The first collective agreement in the history of Spanish women's football, a deal that will improve conditions for top-flight players, has been signed after 16 months of negotiations.
In November, players went on strike for the first time ever when negotiations broke down after over a year.
"This Collective Agreement will give security to the group with a framework of employment relations already set that equals women with men in football.
"The signing of this agreement is a historic event for Spanish sport and also a source of inspiration for the other colleagues who practise other sports," the Association of Spanish Footballers (AFE) said in a statement.
As part of the deal, players will get an annual minimum salary of €16,000 with those on part-time contracts receiving 75% of the full-time salary. They will have a 35-hour working week with 30 days of paid vacation and their salary is guaranteed in the event of injury.
Should a player become pregnant while in the final year of her contract, she can opt to automatically be given a one-year contract extension.

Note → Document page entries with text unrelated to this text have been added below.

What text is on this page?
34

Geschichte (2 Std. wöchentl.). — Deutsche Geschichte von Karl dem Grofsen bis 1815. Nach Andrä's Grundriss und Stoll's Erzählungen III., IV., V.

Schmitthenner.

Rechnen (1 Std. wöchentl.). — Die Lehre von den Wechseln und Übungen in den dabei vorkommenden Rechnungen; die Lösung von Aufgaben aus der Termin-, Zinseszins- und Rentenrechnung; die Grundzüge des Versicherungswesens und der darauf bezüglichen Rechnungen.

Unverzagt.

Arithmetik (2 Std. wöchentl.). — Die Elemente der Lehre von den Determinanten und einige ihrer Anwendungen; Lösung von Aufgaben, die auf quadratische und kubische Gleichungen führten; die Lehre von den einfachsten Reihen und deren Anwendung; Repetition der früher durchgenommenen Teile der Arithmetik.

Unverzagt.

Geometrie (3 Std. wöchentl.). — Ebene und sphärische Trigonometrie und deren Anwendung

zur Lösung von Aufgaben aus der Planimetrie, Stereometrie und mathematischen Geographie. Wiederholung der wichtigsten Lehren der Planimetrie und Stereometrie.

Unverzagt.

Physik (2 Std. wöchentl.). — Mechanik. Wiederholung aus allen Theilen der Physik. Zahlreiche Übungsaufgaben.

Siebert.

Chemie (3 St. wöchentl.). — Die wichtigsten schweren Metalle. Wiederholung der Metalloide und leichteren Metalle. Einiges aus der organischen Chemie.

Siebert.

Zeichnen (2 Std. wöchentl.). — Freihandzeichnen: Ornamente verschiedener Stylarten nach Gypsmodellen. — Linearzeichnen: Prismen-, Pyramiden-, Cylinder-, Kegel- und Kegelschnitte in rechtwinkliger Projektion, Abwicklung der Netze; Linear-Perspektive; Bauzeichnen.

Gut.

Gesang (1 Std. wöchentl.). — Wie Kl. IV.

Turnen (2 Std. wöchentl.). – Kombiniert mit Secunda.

Clubs had maintained that they could not afford to meet the terms and argued that some of the 16 teams that compose the Primera Iberdrola would go out of business.
"This is a starting point, not a point of arrival," Spanish Sports Council president Irene Lozano told reporters. "We need to keep building on this foundation, but it's a historic day... It's also very important for Spanish women because women know that when a collective advances, we all advance."
The agreement was helped when the Spanish broadcasting group Mediapro, which purchased the television rights of 12 Primera Iberdrola clubs in March 2019 for €3 million per season for the next three campaigns, added another €1.1m per season to the deal.
"Mediapro has been key in solving the problem, showing, once again, its firm commitment to women's football," the clubs said in a statement.
The Spanish FA announced last month it had taken steps to facilitate the collective agreement.
The federation said that clubs of the first and second division would be allowed to join the Royal Spanish Football Federation (RFEF) Lite Program, which offers each club €500,000 and €100,000, respectively, per season. Until now, only three clubs -- Barcelona, Athletic Club and CD Tacon -- that were not part of the Association of Women's Football Clubs (ACFF) could benefit from it.
The RFEF also accepted the ACFF's proposal to allow Mediapro to continue to show two games per round as well as freeing other games to be broadcast on national television this season.
The union said the strike action on Nov. 16, the first since the league creation in 1988, was pivotal.
"The strike proved crucial and was a turning point in what has been a long process that finally the negotiations were unblocked," AFE said in a statement.
The collective agreement will be extended from season to season.